Chapin and Paradise got to work, declaring a mission to “delight and reward the brain and tongue” with pure, potent, and joyful cannabis products.

“We always wanted to be the Wilhemina Wonkas of weed,” she says. “Not the targeting of children, but in the bringing of childlike joy to adults. We wanted to build something for us, for those who enjoy leaning into the curiosity of cannabis—something for women, and for the queer community.”

“If Sonder ends up only appealing to the girls, the gays, and the theys, so be it.”

Chapin considers the Space Crystal candies a bubbly manifestation of that. Take the Cheers Queers flavor—a combination of strawberries and champagne, like the taste of a drag brunch—which intentionally launched during the holiday season, to remind those with more complicated family ties that they’ve got a queer family out there, everywhere. Unfortunately, even in 2021, the sentiment was lost on close-minded dispensary buyers.

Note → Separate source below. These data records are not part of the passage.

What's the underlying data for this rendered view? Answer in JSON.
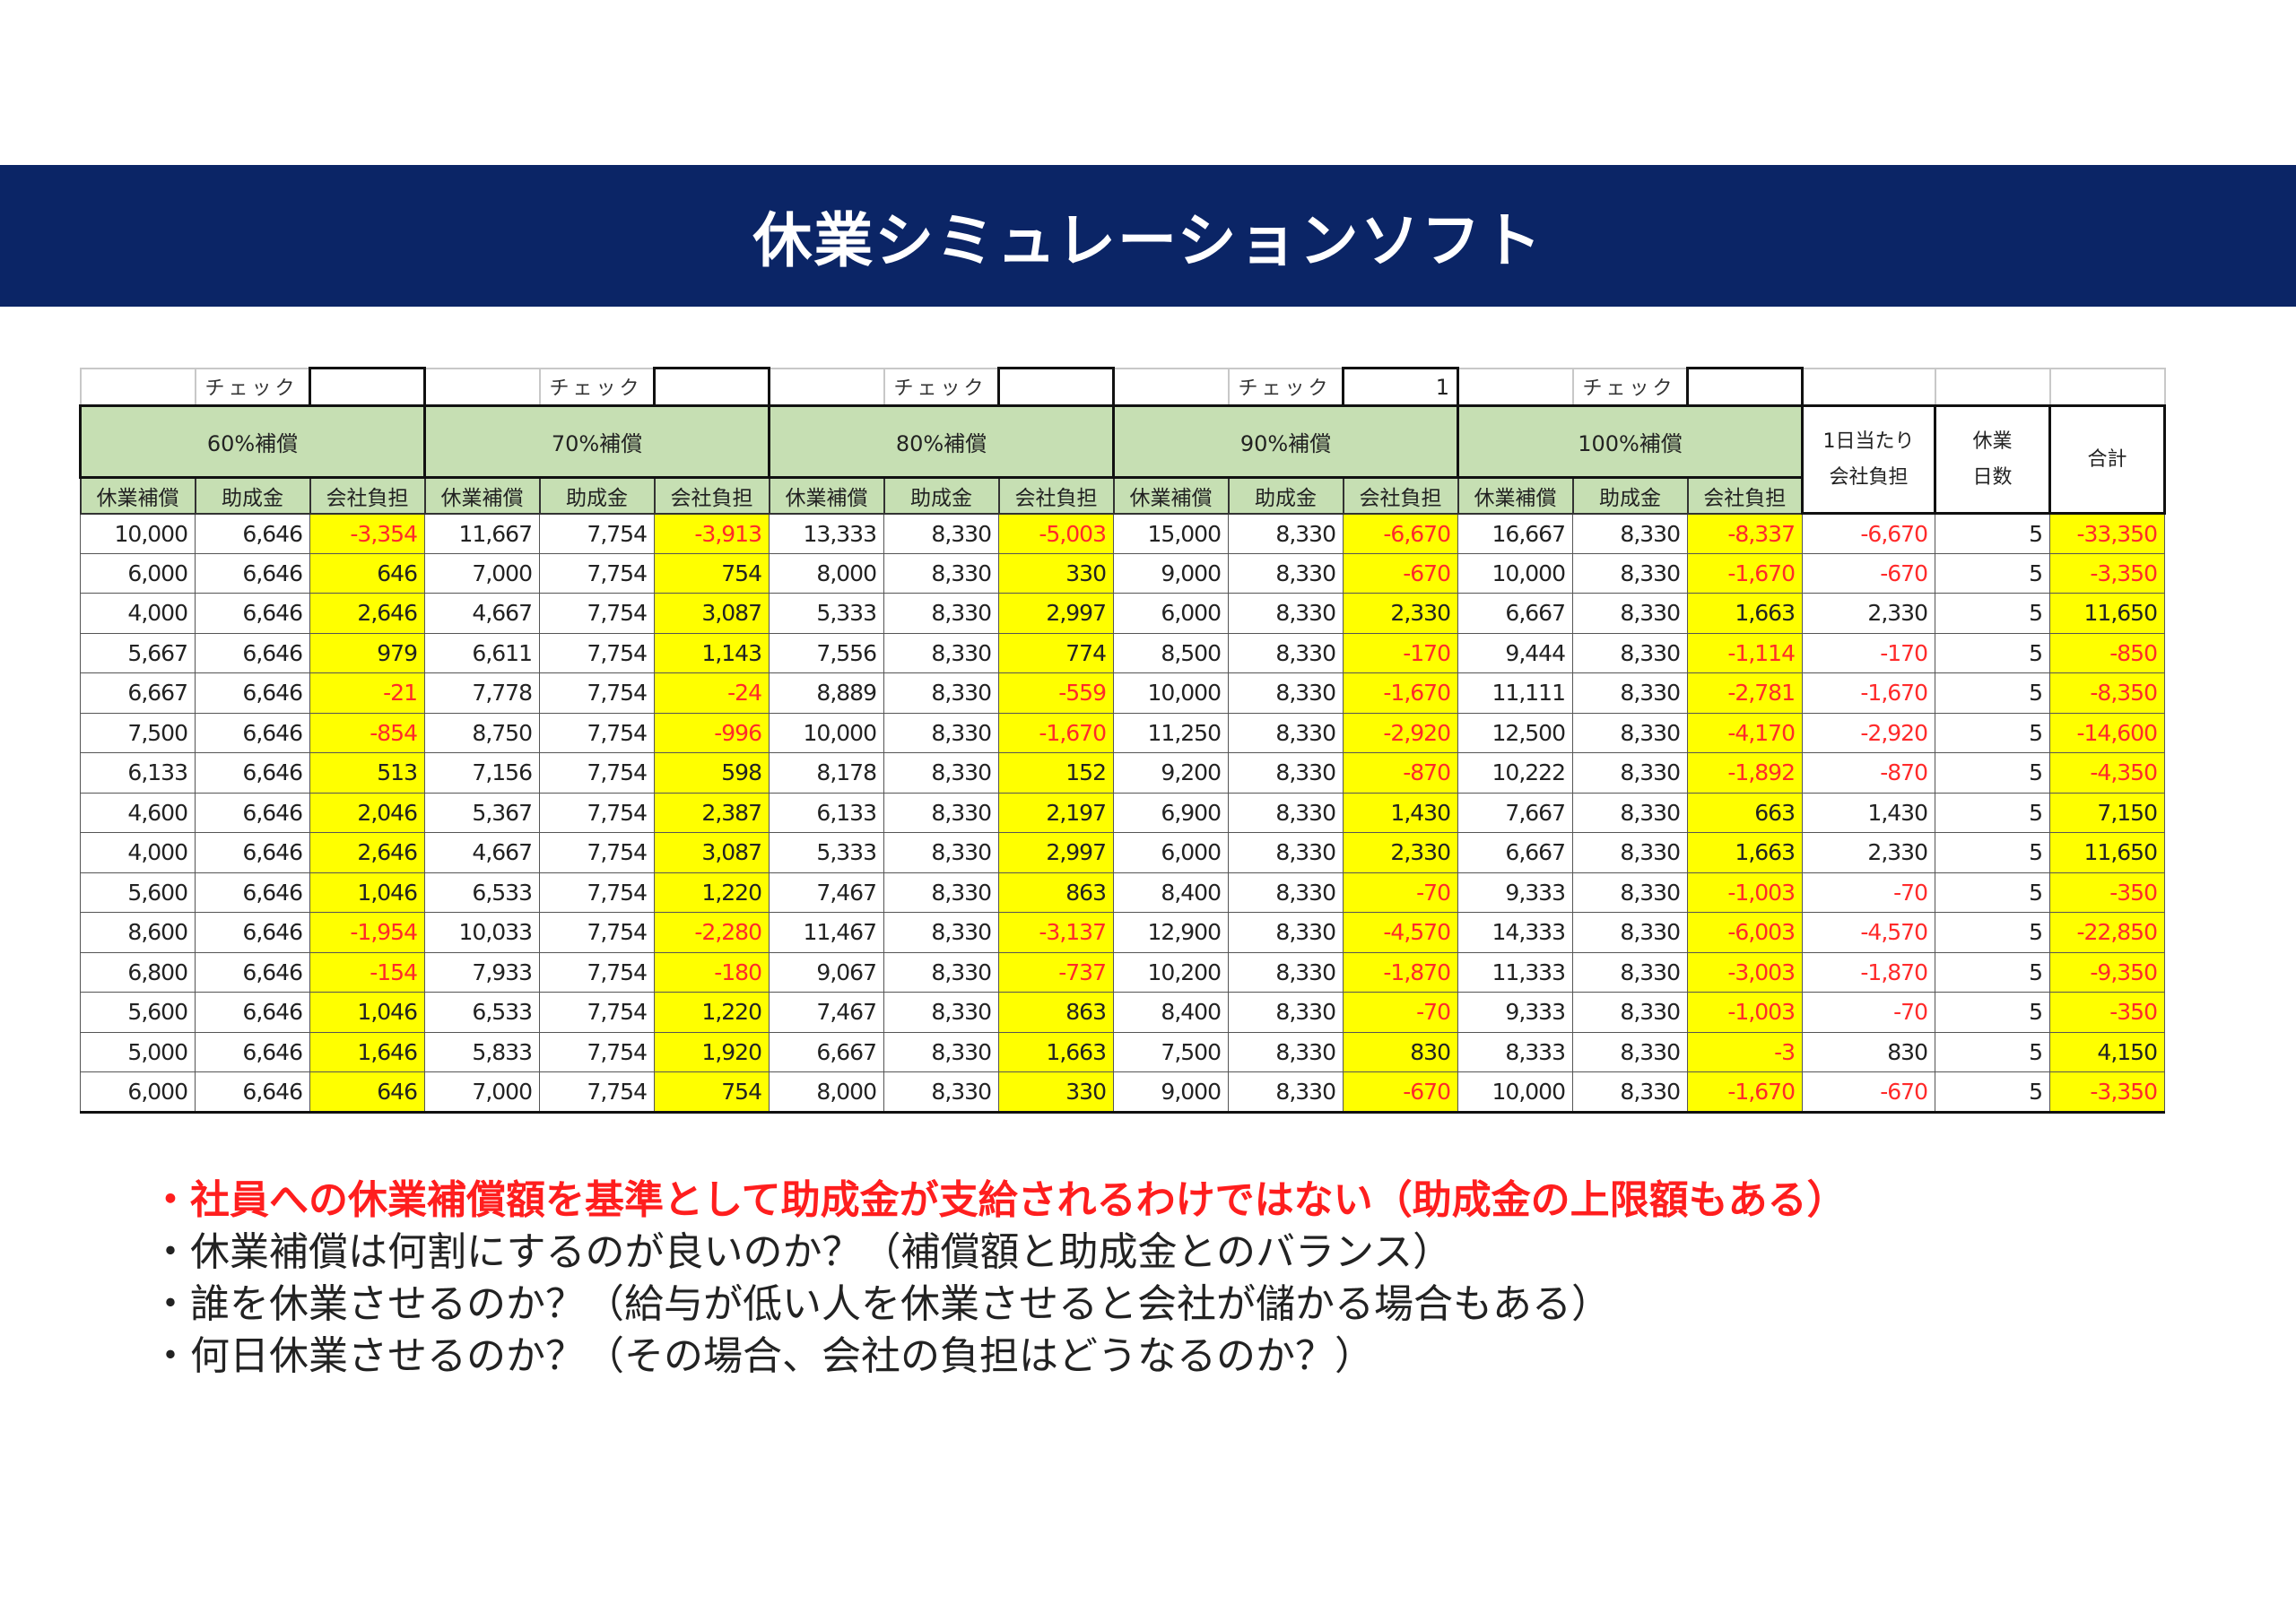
{
  "title": "休業シミュレーションソフト",
  "check_label": "チェック",
  "check_values": [
    "",
    "",
    "",
    "1",
    ""
  ],
  "groups": [
    "60%補償",
    "70%補償",
    "80%補償",
    "90%補償",
    "100%補償"
  ],
  "subheaders": [
    "休業補償",
    "助成金",
    "会社負担"
  ],
  "side_headers": {
    "per_day_line1": "1日当たり",
    "per_day_line2": "会社負担",
    "days_line1": "休業",
    "days_line2": "日数",
    "total": "合計"
  },
  "rows": [
    [
      "10,000",
      "6,646",
      "-3,354",
      "11,667",
      "7,754",
      "-3,913",
      "13,333",
      "8,330",
      "-5,003",
      "15,000",
      "8,330",
      "-6,670",
      "16,667",
      "8,330",
      "-8,337",
      "-6,670",
      "5",
      "-33,350"
    ],
    [
      "6,000",
      "6,646",
      "646",
      "7,000",
      "7,754",
      "754",
      "8,000",
      "8,330",
      "330",
      "9,000",
      "8,330",
      "-670",
      "10,000",
      "8,330",
      "-1,670",
      "-670",
      "5",
      "-3,350"
    ],
    [
      "4,000",
      "6,646",
      "2,646",
      "4,667",
      "7,754",
      "3,087",
      "5,333",
      "8,330",
      "2,997",
      "6,000",
      "8,330",
      "2,330",
      "6,667",
      "8,330",
      "1,663",
      "2,330",
      "5",
      "11,650"
    ],
    [
      "5,667",
      "6,646",
      "979",
      "6,611",
      "7,754",
      "1,143",
      "7,556",
      "8,330",
      "774",
      "8,500",
      "8,330",
      "-170",
      "9,444",
      "8,330",
      "-1,114",
      "-170",
      "5",
      "-850"
    ],
    [
      "6,667",
      "6,646",
      "-21",
      "7,778",
      "7,754",
      "-24",
      "8,889",
      "8,330",
      "-559",
      "10,000",
      "8,330",
      "-1,670",
      "11,111",
      "8,330",
      "-2,781",
      "-1,670",
      "5",
      "-8,350"
    ],
    [
      "7,500",
      "6,646",
      "-854",
      "8,750",
      "7,754",
      "-996",
      "10,000",
      "8,330",
      "-1,670",
      "11,250",
      "8,330",
      "-2,920",
      "12,500",
      "8,330",
      "-4,170",
      "-2,920",
      "5",
      "-14,600"
    ],
    [
      "6,133",
      "6,646",
      "513",
      "7,156",
      "7,754",
      "598",
      "8,178",
      "8,330",
      "152",
      "9,200",
      "8,330",
      "-870",
      "10,222",
      "8,330",
      "-1,892",
      "-870",
      "5",
      "-4,350"
    ],
    [
      "4,600",
      "6,646",
      "2,046",
      "5,367",
      "7,754",
      "2,387",
      "6,133",
      "8,330",
      "2,197",
      "6,900",
      "8,330",
      "1,430",
      "7,667",
      "8,330",
      "663",
      "1,430",
      "5",
      "7,150"
    ],
    [
      "4,000",
      "6,646",
      "2,646",
      "4,667",
      "7,754",
      "3,087",
      "5,333",
      "8,330",
      "2,997",
      "6,000",
      "8,330",
      "2,330",
      "6,667",
      "8,330",
      "1,663",
      "2,330",
      "5",
      "11,650"
    ],
    [
      "5,600",
      "6,646",
      "1,046",
      "6,533",
      "7,754",
      "1,220",
      "7,467",
      "8,330",
      "863",
      "8,400",
      "8,330",
      "-70",
      "9,333",
      "8,330",
      "-1,003",
      "-70",
      "5",
      "-350"
    ],
    [
      "8,600",
      "6,646",
      "-1,954",
      "10,033",
      "7,754",
      "-2,280",
      "11,467",
      "8,330",
      "-3,137",
      "12,900",
      "8,330",
      "-4,570",
      "14,333",
      "8,330",
      "-6,003",
      "-4,570",
      "5",
      "-22,850"
    ],
    [
      "6,800",
      "6,646",
      "-154",
      "7,933",
      "7,754",
      "-180",
      "9,067",
      "8,330",
      "-737",
      "10,200",
      "8,330",
      "-1,870",
      "11,333",
      "8,330",
      "-3,003",
      "-1,870",
      "5",
      "-9,350"
    ],
    [
      "5,600",
      "6,646",
      "1,046",
      "6,533",
      "7,754",
      "1,220",
      "7,467",
      "8,330",
      "863",
      "8,400",
      "8,330",
      "-70",
      "9,333",
      "8,330",
      "-1,003",
      "-70",
      "5",
      "-350"
    ],
    [
      "5,000",
      "6,646",
      "1,646",
      "5,833",
      "7,754",
      "1,920",
      "6,667",
      "8,330",
      "1,663",
      "7,500",
      "8,330",
      "830",
      "8,333",
      "8,330",
      "-3",
      "830",
      "5",
      "4,150"
    ],
    [
      "6,000",
      "6,646",
      "646",
      "7,000",
      "7,754",
      "754",
      "8,000",
      "8,330",
      "330",
      "9,000",
      "8,330",
      "-670",
      "10,000",
      "8,330",
      "-1,670",
      "-670",
      "5",
      "-3,350"
    ]
  ],
  "notes": [
    "・社員への休業補償額を基準として助成金が支給されるわけではない（助成金の上限額もある）",
    "・休業補償は何割にするのが良いのか？（補償額と助成金とのバランス）",
    "・誰を休業させるのか？（給与が低い人を休業させると会社が儲かる場合もある）",
    "・何日休業させるのか？（その場合、会社の負担はどうなるのか？）"
  ],
  "colors": {
    "banner": "#0b2566",
    "header_fill": "#c6dfb3",
    "highlight": "#ffff00",
    "negative": "#ff2a2a",
    "note_red": "#ff1e1e"
  }
}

“Some retailers really misunderstood and found it very off-putting to see the word ‘queer’ on a package—they just flat out refused to carry it,” she says.

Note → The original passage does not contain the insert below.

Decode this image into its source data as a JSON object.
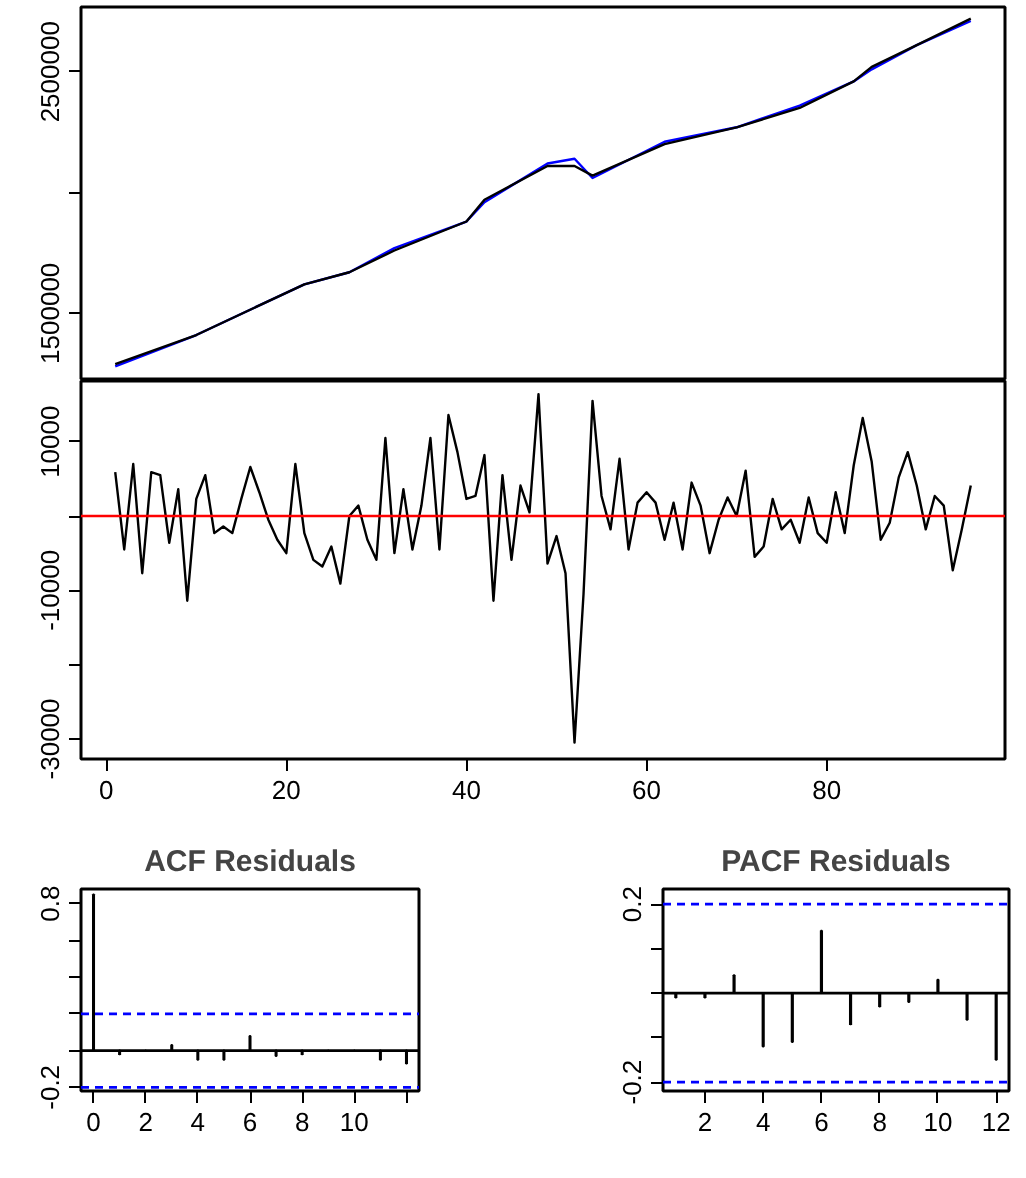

It doesn’t bother Chapin too much, though. There are plenty of dispensaries out there that want to support queer brands, and many hundreds of thousands more customers waiting to feel more seen by legal cannabis products on shelves.

Sonder has a suite of new flavors and higher THC dosages on the way—including Wakin Bacon (a maple bacon flavor with real bacon bits), a birthday cake styled Rainbow Briter, and cinnamon red hot-flavored Spooky Ooky, plus a diamond-infused, pre-roll line made in customized partnership with musician Qveen Herby. The brand will launch in Nevada next month, Michigan in the coming months, and New York next year. Bigoted dispensary buyers be damned—it looks like Sonder’s going to be just fine.

“If Sonder ends up only appealing to the girls, the gays, and the theys, so be it,” Chapin says. “That’s what, 70% of the market? Fine with us.”